Kid Loco Kill Your DarlingsIt may be an odious comparison to make, but I always felt that in the French lounge music stakes Kid Loco, a respected producer and groovesmith, played a Gallic Rolling Stones to Air's Beatles: Air are sleek and slick whereas Kid Loco's music has had a slightly grittier, even more sinful feel to it. For all that, I reckoned "A Grand Love Story", the Kid's previous outing, was a classic piece of romance and style wrapped in arrangements which were lush without being gushy and languid without being lazy. For that reason, if nothing else, I expected "Kill your darlings", Kid Loco's new collection, might just be a major disappointment.

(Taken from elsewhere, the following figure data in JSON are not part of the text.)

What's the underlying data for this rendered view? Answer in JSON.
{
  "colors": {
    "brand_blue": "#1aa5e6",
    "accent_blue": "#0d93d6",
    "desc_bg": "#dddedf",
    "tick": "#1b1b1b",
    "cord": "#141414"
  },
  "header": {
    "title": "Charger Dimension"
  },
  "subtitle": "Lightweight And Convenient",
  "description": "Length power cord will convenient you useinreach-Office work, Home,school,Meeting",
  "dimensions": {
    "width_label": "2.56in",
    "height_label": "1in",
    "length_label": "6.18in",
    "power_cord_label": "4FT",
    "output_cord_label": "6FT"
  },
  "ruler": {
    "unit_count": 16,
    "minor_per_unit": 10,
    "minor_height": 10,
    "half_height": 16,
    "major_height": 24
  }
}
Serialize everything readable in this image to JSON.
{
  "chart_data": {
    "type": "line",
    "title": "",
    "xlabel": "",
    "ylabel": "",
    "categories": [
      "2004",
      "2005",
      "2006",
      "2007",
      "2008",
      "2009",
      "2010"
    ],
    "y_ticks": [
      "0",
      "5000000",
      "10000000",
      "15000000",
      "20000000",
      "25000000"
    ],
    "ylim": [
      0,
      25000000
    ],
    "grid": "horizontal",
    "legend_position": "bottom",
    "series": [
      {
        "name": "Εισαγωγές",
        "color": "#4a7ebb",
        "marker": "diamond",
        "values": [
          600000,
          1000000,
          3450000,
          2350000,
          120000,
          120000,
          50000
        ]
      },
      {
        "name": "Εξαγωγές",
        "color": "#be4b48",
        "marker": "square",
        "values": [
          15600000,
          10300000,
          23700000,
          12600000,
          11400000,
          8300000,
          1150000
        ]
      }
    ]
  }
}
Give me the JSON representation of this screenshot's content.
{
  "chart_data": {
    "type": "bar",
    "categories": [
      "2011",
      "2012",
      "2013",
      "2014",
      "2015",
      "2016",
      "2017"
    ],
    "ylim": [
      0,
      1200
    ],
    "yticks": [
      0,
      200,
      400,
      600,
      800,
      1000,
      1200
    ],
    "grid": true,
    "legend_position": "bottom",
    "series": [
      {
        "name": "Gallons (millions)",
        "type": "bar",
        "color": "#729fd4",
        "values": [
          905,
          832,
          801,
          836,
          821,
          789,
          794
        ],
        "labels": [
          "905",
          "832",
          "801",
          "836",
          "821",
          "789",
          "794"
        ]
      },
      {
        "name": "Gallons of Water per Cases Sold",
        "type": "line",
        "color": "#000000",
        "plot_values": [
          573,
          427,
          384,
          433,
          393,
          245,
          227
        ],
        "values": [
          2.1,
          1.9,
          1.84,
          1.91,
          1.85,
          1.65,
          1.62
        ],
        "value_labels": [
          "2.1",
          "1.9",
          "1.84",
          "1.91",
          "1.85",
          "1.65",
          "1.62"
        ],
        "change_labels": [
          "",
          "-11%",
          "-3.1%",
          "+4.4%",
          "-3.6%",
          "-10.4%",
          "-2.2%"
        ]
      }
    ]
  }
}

Being honest about it, I hated "Kill your darlings" when I first heard it - on the surface it's Kid Loco's take on narcotics, or to be more specific, blow. The album should have been accompanied with Rizla papers and the Kid's obsession with weed is written in ten foot high letters, with tracks such as "Three foot high reefer" (a turkey), and "Here come the munchies" (a so-so filler). However "Kill your darling" really requires repeated listens, which is not too difficult, given Kid Loco's ability to crank out delicious hooks and grooves. "Cocaine Diana", the album's opener, is a guitar ballad in the same neck of the woods as the Velvets' "Sunday Morning" and has a great mock-goth black lyric - "Lucy's on my shoulder / talking like she owns the dead". "Lucy's dead" is another ballad with a carnal groove, and "Gypsy good time" is a very cute Boho tango anthem. You'll also find a couple of decent instrumental cuts on "Kill your darlings" but its highpoint is "I can't let it happen to you" - a perfectly simple song in the Burt Bacharach vein blessed with the most basic of moon in June melodies. Kid Loco's arrangement of this tune, with its swooning strings, would have made the track a standout in any era.

There are duffers on "Kill your darlings", born, I suspect, from narcotic sponsored laziness rather than lack of talent. Also, the album's sleeve and packaging are the ropiest I've seen for a while. However its good moments more than make it worthwhile.